Daily single — testing guide

This page explains every kind of test used in the daily single video pipeline: what it checks, when to run it, and where results are saved. Written for operators and contributors — no need to read the Python source first.

Three layers

┌─────────────────────────────────────────────────────────────┐
│  Layer 1 — Unit tests (pytest, no video project required)   │
├─────────────────────────────────────────────────────────────┤
│  Layer 2 — Modular QA (validate-qa / video_qa stages)       │
├─────────────────────────────────────────────────────────────┤
│  Layer 3 — Legacy publish gates (validate-sync, validate-all)│
└─────────────────────────────────────────────────────────────┘

Run Layer 1 after code changes. Run Layer 2 after each pipeline phase. Run Layer 3 before upload — or rely on stage s10-final-composite, which runs the same checks.

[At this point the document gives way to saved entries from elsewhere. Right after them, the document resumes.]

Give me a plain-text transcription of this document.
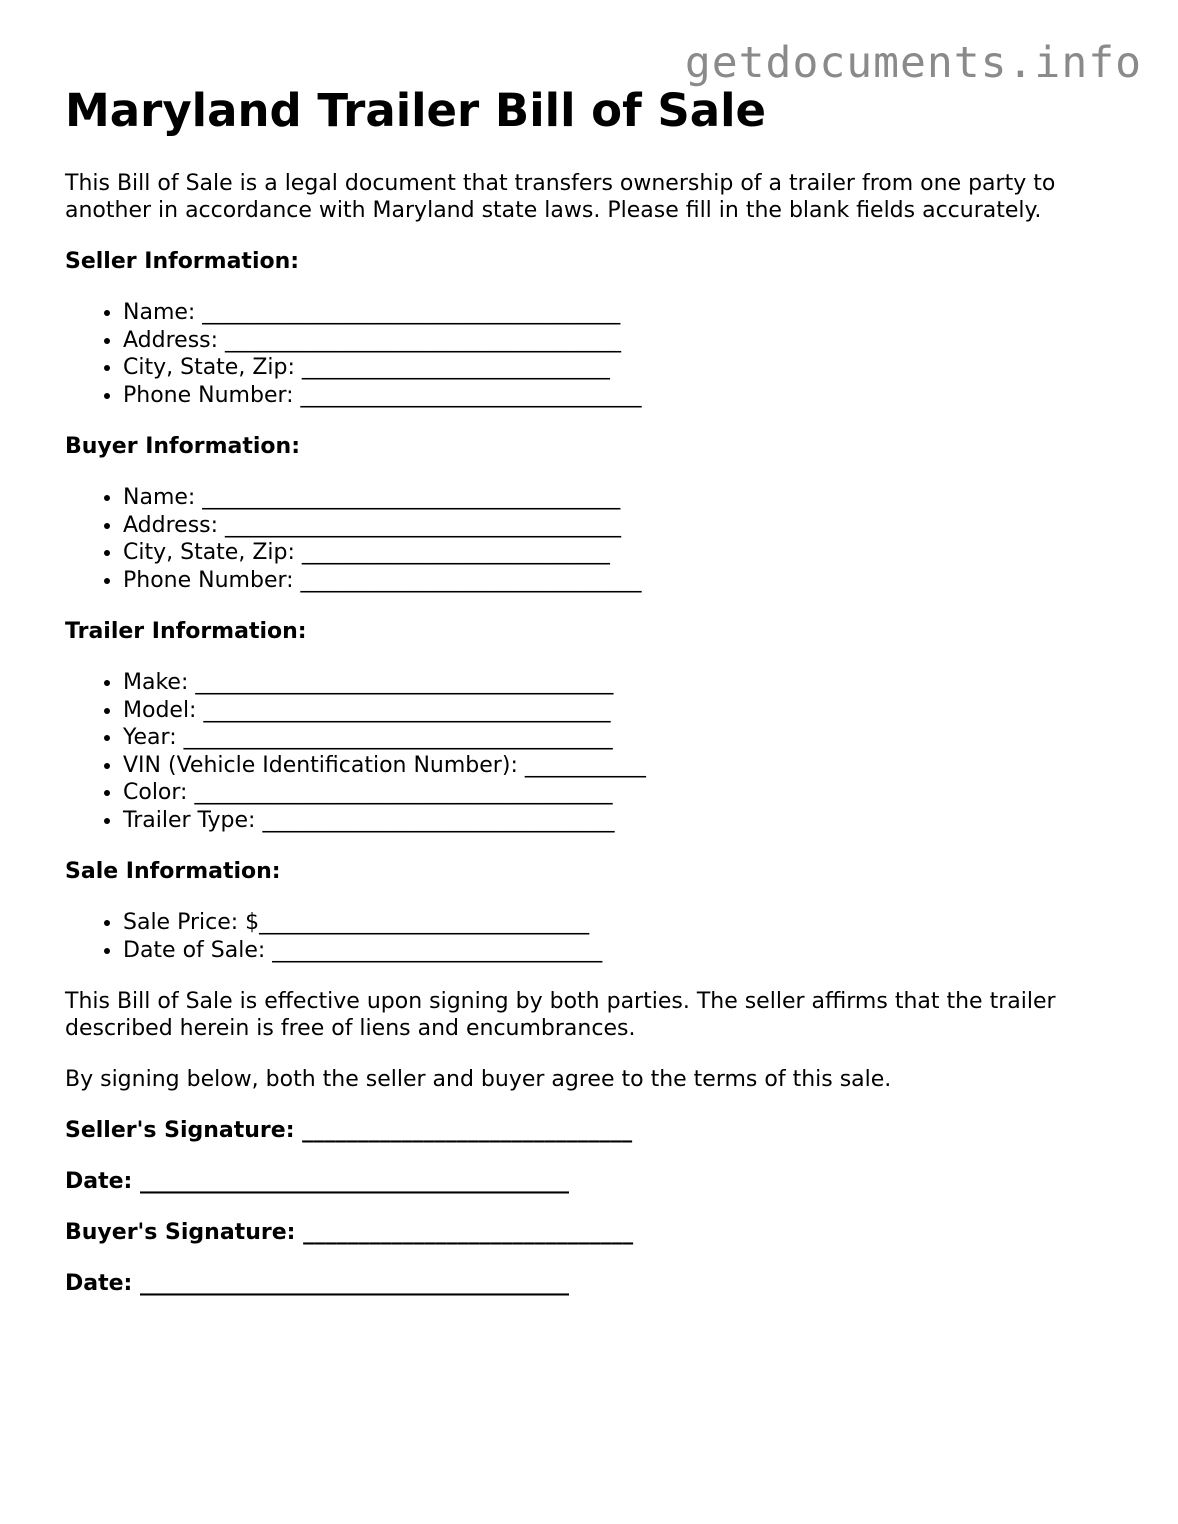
getdocuments.info
Maryland Trailer Bill of Sale

This Bill of Sale is a legal document that transfers ownership of a trailer from one party to another in accordance with Maryland state laws. Please fill in the blank fields accurately.

Seller Information:
• Name: ______________________________________
• Address: ____________________________________
• City, State, Zip: ____________________________
• Phone Number: _______________________________
Buyer Information:
• Name: ______________________________________
• Address: ____________________________________
• City, State, Zip: ____________________________
• Phone Number: _______________________________
Trailer Information:
• Make: ______________________________________
• Model: _____________________________________
• Year: _______________________________________
• VIN (Vehicle Identification Number): ___________
• Color: ______________________________________
• Trailer Type: ________________________________
Sale Information:
• Sale Price: $______________________________
• Date of Sale: ______________________________

This Bill of Sale is effective upon signing by both parties. The seller affirms that the trailer described herein is free of liens and encumbrances.

By signing below, both the seller and buyer agree to the terms of this sale.

Seller's Signature: ______________________________
Date: _______________________________________
Buyer's Signature: ______________________________
Date: _______________________________________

Layer 1 — Unit tests (pytest)

Fast, offline tests. No API keys required for the core QA module tests.

conda activate test
cd /path/to/praisonaippt

# Minimal — video_qa module only
pytest tests/test_video_qa.py -q

# Full daily_single suite
pytest tests/test_daily_single_display_sync_unit.py \
       tests/test_daily_single_sync_validation.py \
       tests/test_daily_single_hook_montage.py \
       tests/test_daily_single_media_sync.py \
       tests/test_daily_single_visual_audit.py \
       tests/test_daily_single_youtube_quality.py \
       tests/test_daily_single_captions.py \
       tests/test_video_qa.py -q

Test file	What it verifies
`test_video_qa.py`	Stage registry, skip rules, s04/s05/s06 behaviour, VLM cache round-trip
`test_daily_single_sync_validation.py`	Caption script lock, hook structure, sync suite idempotency (mocked)
`test_daily_single_display_sync_unit.py`	Cue → asset keyword scoring, SRT parsing
`test_daily_single_hook_montage.py`	Phrase → hero montage plan, montage validators
`test_daily_single_visual_audit.py`	Pixel similarity thresholds, generic B-roll patterns
`test_daily_single_youtube_quality.py`	Hook stakes, plain language, outro CTA rules
`test_daily_single_media_sync.py`	Handoff inventory, HD video rules
`test_daily_single_captions.py`	Sentence splitting, proportional caption fallback

!!! tip “When to run” Run the full pytest suite before merging changes to praisonaippt/daily_single/ or praisonaippt/video_qa/.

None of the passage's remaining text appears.